Per Vittorino Andreoli vivere il meglio dell’esistenza è possibile ma bisogna capire e fare esperienza. Tutti possono riuscirci, perfino nei momenti non facili.
I nostri comportamenti sono determinati da tre elementi: il primo si lega alla struttura fisica di ognuno, il secondo alle esperienze, a tutto ciò che è passato e in qualche modo condiziona il nostro presente e, per ultimo, all’ambiente ove l’esistenza ha luogo. Verso essa, appunto, si può avere un duplice atteggiamento, positivo o negativo esso sia. Il tutto si lega alla ricerca di un maggior benessere che noi confondiamo con anelito di felicità.

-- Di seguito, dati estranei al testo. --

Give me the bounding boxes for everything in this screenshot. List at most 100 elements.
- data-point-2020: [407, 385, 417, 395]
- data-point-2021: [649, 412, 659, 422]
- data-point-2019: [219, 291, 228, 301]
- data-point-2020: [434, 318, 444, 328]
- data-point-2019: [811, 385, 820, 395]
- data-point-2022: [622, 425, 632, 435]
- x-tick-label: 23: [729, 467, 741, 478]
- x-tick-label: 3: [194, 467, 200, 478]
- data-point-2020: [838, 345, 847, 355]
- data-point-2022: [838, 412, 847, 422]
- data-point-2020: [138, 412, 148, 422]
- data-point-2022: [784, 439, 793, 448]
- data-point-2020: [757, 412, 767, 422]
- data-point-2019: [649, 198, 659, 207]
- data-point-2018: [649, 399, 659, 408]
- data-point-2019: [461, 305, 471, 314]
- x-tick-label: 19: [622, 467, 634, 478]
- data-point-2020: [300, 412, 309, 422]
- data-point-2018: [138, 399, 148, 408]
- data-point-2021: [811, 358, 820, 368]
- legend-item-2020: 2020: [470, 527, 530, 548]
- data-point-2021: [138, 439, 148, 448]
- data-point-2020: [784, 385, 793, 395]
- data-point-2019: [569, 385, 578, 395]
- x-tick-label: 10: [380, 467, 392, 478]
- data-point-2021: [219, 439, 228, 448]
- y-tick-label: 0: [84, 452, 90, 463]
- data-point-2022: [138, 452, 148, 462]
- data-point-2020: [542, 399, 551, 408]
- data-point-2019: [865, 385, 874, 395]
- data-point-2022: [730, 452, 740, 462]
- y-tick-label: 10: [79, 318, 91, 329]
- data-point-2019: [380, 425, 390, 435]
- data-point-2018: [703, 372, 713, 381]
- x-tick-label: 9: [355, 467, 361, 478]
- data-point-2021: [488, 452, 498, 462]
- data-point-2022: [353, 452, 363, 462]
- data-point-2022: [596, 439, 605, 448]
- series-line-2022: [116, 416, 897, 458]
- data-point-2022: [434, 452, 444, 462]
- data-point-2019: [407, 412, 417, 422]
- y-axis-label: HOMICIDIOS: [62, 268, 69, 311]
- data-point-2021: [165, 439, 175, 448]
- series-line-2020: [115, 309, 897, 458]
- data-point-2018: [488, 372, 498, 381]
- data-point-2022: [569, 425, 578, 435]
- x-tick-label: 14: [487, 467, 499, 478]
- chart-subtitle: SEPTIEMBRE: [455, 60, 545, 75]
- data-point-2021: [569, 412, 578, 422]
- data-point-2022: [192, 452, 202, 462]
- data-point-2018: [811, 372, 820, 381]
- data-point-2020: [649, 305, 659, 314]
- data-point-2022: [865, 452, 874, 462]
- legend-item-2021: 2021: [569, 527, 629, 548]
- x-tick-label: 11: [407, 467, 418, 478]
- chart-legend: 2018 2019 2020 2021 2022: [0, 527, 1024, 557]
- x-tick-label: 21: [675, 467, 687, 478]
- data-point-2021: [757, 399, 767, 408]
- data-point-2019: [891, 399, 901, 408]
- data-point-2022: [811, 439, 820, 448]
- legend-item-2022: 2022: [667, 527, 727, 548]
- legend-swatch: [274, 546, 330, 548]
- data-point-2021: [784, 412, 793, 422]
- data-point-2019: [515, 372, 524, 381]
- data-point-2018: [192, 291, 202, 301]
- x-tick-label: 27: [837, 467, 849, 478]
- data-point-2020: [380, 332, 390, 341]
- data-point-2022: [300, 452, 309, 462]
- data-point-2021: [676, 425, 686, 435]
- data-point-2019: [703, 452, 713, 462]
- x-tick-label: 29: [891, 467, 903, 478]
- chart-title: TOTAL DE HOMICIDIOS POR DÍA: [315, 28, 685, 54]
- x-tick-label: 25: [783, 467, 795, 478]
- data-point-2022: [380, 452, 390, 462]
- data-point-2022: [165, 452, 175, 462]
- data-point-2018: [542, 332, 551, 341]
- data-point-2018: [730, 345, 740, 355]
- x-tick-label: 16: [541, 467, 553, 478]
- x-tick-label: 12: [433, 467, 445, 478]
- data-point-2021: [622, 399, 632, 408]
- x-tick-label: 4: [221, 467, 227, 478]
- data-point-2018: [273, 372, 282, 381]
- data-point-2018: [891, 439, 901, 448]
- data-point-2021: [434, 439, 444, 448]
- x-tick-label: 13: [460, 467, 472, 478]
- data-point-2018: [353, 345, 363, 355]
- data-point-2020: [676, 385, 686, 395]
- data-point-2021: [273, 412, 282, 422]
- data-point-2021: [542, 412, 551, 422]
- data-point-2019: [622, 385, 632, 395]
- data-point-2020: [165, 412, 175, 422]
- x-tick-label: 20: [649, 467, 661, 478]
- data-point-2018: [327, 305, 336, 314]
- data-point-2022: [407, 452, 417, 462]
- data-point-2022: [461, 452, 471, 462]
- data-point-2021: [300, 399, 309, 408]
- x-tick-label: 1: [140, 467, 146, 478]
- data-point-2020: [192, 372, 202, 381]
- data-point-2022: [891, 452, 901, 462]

Essa però, per l’autore, ha radici egoistiche, parte dall’io mentre “la gioia nasce dal noi”. La gioia di vivere è assai diversa, parte dalla condivisione, dall’amore per gli altri, dal dono. La gioia lega, unisce e, quel che meraviglia, non è dei potenti. Il mondo si è fatto troppo complesso, la realtà è una continua strada in salita e non c’è tempo per fermarsi a riflettere e guardare intorno a noi. Più si ha, più ci si preoccupa di aumentare la quantità materiale di benessere e ciò turba e toglie la serenità.
Di chi è allora la vera joie de vivre? Dei “Nessuno”, di coloro che contano poco nella società, che non assumono ruoli di rilievo ma che, in virtù della mancanza di preoccupazione dell’ottenere, hanno la capacità di vedere la bellezza delle piccole cose, di agire con onestà e con amore verso gli altri.

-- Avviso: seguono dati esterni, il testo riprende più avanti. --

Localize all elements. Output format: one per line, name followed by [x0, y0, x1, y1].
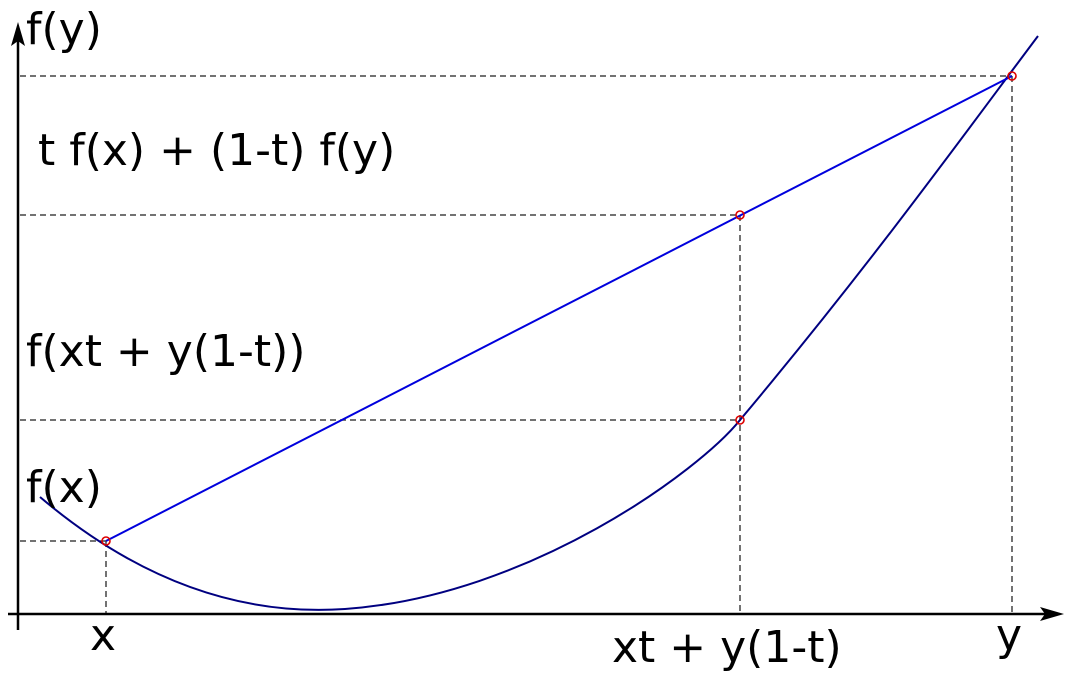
point-function-marker: [735, 415, 745, 425]
point-chord-marker: [735, 210, 745, 220]
label-chord-value: t f(x) + (1-t) f(y): [38, 125, 395, 176]
point-fy-marker: [1007, 71, 1017, 81]
label-y-point: y: [996, 610, 1022, 661]
y-axis-arrowhead: [11, 22, 25, 46]
label-mid-point: xt + y(1-t): [612, 622, 842, 673]
point-markers: [101, 71, 1017, 546]
labels: f(y) t f(x) + (1-t) f(y) f(xt + y(1-t)) …: [26, 4, 1022, 673]
point-fx-marker: [101, 536, 111, 546]
chord-line: [105, 75, 1013, 542]
guide-lines: [20, 75, 1013, 614]
axes: [8, 22, 1064, 630]
label-x-point: x: [90, 610, 116, 661]
label-function-value: f(xt + y(1-t)): [26, 326, 305, 377]
x-axis-arrowhead: [1040, 607, 1064, 621]
convex-curve: [39, 35, 1039, 611]
label-fx-value: f(x): [26, 462, 102, 513]
label-y-axis-fy: f(y): [26, 4, 102, 55]
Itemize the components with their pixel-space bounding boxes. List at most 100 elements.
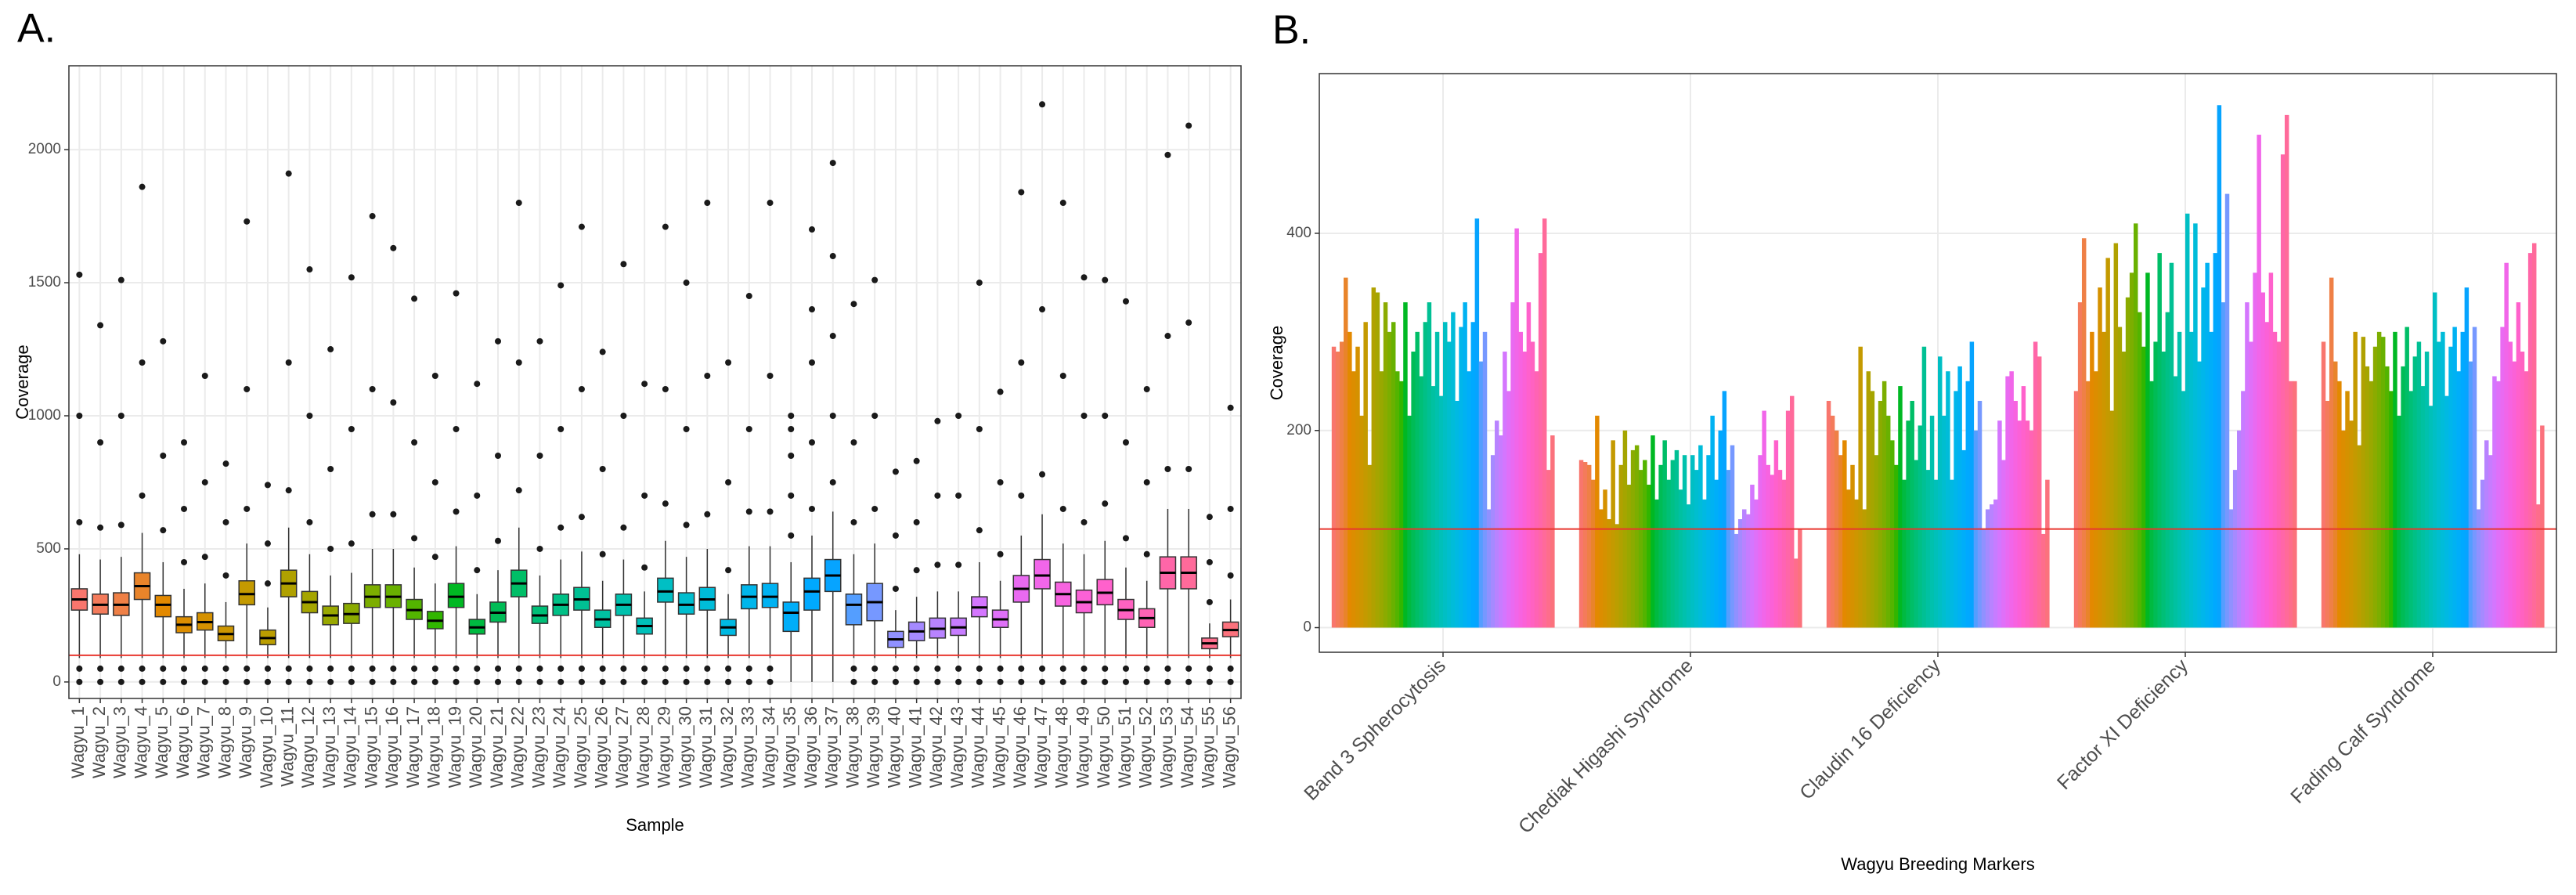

La letteratura stessa, come scrive l’autore, è piena di esempi di joie de vivre: basta leggere brani del “De tranquillitate animi” di Seneca, maestro di vita, de “L’arte di esser felici” di Schopenhauer, un libro

“a prima vista paradossale perché nessuno andrebbe a lezione di felicità da un maestro di pessimismo”

de “La joie de vivre” di Zola i cui protagonisti incarnano perfettamente le due diverse Weltanschauung: Pauline è “la gioia di vivere” e Lazare “la fatica di vivere”. I due giovani non hanno ancora grandi esperienze ma il loro differente approcciarsi alla realtà indica che le visioni del mondo non sono principalmente conseguenza di fatti bensì anche concezioni precoci. Culmine degli esempi letterari è “La città della gioia” di Dominique Lapierre, una vicenda ambientata nella più povera Calcutta, un libro intenso, fatto contemporaneamente di letizia e sofferenza, così toccante che è difficile commentare.

Soprattutto al giorno d’oggi non è facile cambiare ma è necessario, indispensabile per vivere meglio. Par proprio si debba far passi indietro nel tempo perché quello in cui viviamo ora è come una folle corsa in autostrada in cui si deve sempre sorpassare l’altro, in cui si deve arrivare presto, più presto non godendo però del percorso. Certo la crisi, le difficoltà odierne non aiutano ma neppure lo fanno i cambiamenti troppo repentini perché ci impediscono di guardare intorno a noi, di assaporare quel che abbiamo, anche se poco, di sorridere a chi ci è vicino.
Per Vittorino Andreoli, quindi, la soluzione alla fatica di vivere non è così impossibile ma non è neppure facile. È arduo superare sensazioni di sfiducia e guardare il mondo con occhi diversi, pensando solo al presente, non rimuginando sul passato e non sprecando energie preoccupandosi del futuro che è comunque sempre un’incognita.
“Fragilità, onestà, appartenenza” ecco le parole chiave che non possiamo lasciar da parte: la fragilità non è un male, anzi ci avvicina agli altri, fa da collante, l’onestà permette di guardarsi come si è e non si coniuga né con la parola narcisismo né con egoismo; l’appartenenza infine è soprattutto condivisione di idee, di legami, di sentimenti. Il tutto, come si vede, è basato sul “noi” e ciò fa tanto riflettere. Vittorino Andreoli che si definisce “un tragico”, sia perché sente in sé la fatica di vivere, sia per il lavoro che da più di cinquant’anni porta avanti, ci dà, in maniera profonda, esaustiva e competente, una splendida lezione di vita. Sta a noi farne tesoro confessando che non è assolutamente così facile ritrovare quella speranza e quella fiducia oggi più rare d’un tempo ma ancor più necessarie a superare la fatica di vivere. “La gioia di vivere” non ci lascia insensibili, tutt’altro: tocca i nostri animi e lo fa con la levità e la dolcezza con cui Andreoli si avvicina ogni giorno a tante persone che soffrono.